Just as they sound, rent to buy schemes are like renting a property, but you may pay a bit more in rent with the additional amount going towards potential home ownership at a future agreed date.

The property needs to have a renting or leasing contract, which outlines the market rent and basically allows you to live in the property. This will also likely include an agreed time frame of how long you want to rent the property for.

Then there’s the buy or sale component, called an option deed or option, which allows the tenant to buy the home and move into a mortgage agreement at the end of the lease term. Often an upfront option fee will need to be paid, plus additional ongoing option fees which are on top of the agreed rental payments.

These fees help the buyer build up a deposit, so at the end of the rental period they have a smaller balance to pay on the agreed price of the property if the purchase goes ahead.
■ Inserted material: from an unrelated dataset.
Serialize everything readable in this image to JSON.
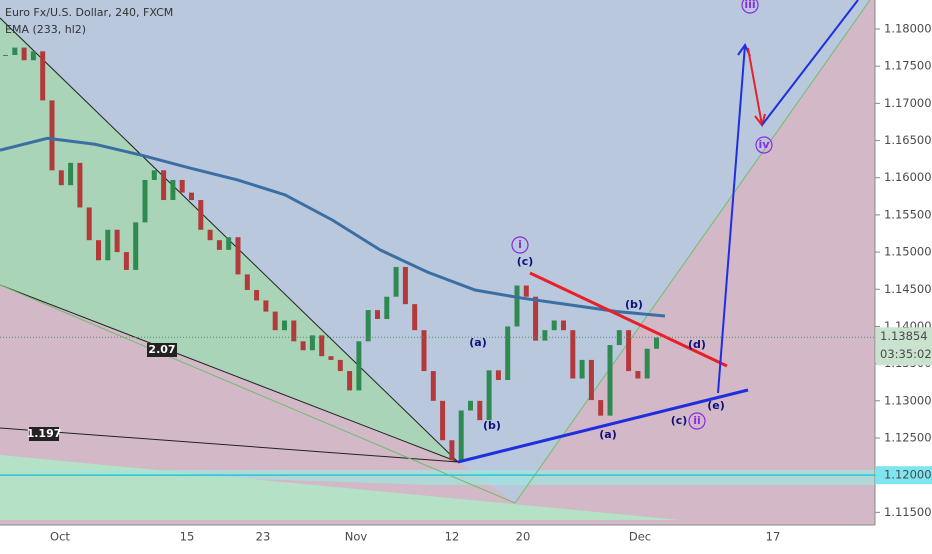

However if it doesn’t, the fees will be kept by the vendor. The normal rental payments don’t go towards the sale as they’re covering the landlord or owners

Typically, the price of the property is agreed upfront so any increases in value will be to the buyer’s benefit in capital gains, which is meant to offset the option fees being non-refundable.

Combining the rent and option fees shouldn’t cost you more than a typical mortgage would if you had bought the property initially. Depending on your credit history, employment, assets and other liabilities, these regular payments might also help you build up a good track record of payments to help you qualify for a loan from a traditional leader.

Before entering into this type of scheme it’s important to seek professional financial and legal advice.

What do you think of rent to buy schemes? Would you consider buying property this way? Let us know by leaving a comment here.

One Comment

  1. Donna

    Yes, I would consider this option as when you are paying rent, you can’t save a deposit at same time, all the while the house prices keep going up. And stupidly the banks still ask where your saving are. Only young people get help with the First Homes Owners Grant, which older people didn’t have plus most of us older people lost our houses in divorce and have to start again and now don’t get the Grant because we’ve owned a house before. It’s all too hard between saving the 10% deposit and having money for the stamp duty and legal fees on top of that. I think the banks are very short sighted when looking at older Australians who are earning good money and easily able to pay big rent, not adjusting their thinking to allow some way for people in this situation to be able to obtain a Mortgage based on their long term rental history and not their savings in the bank.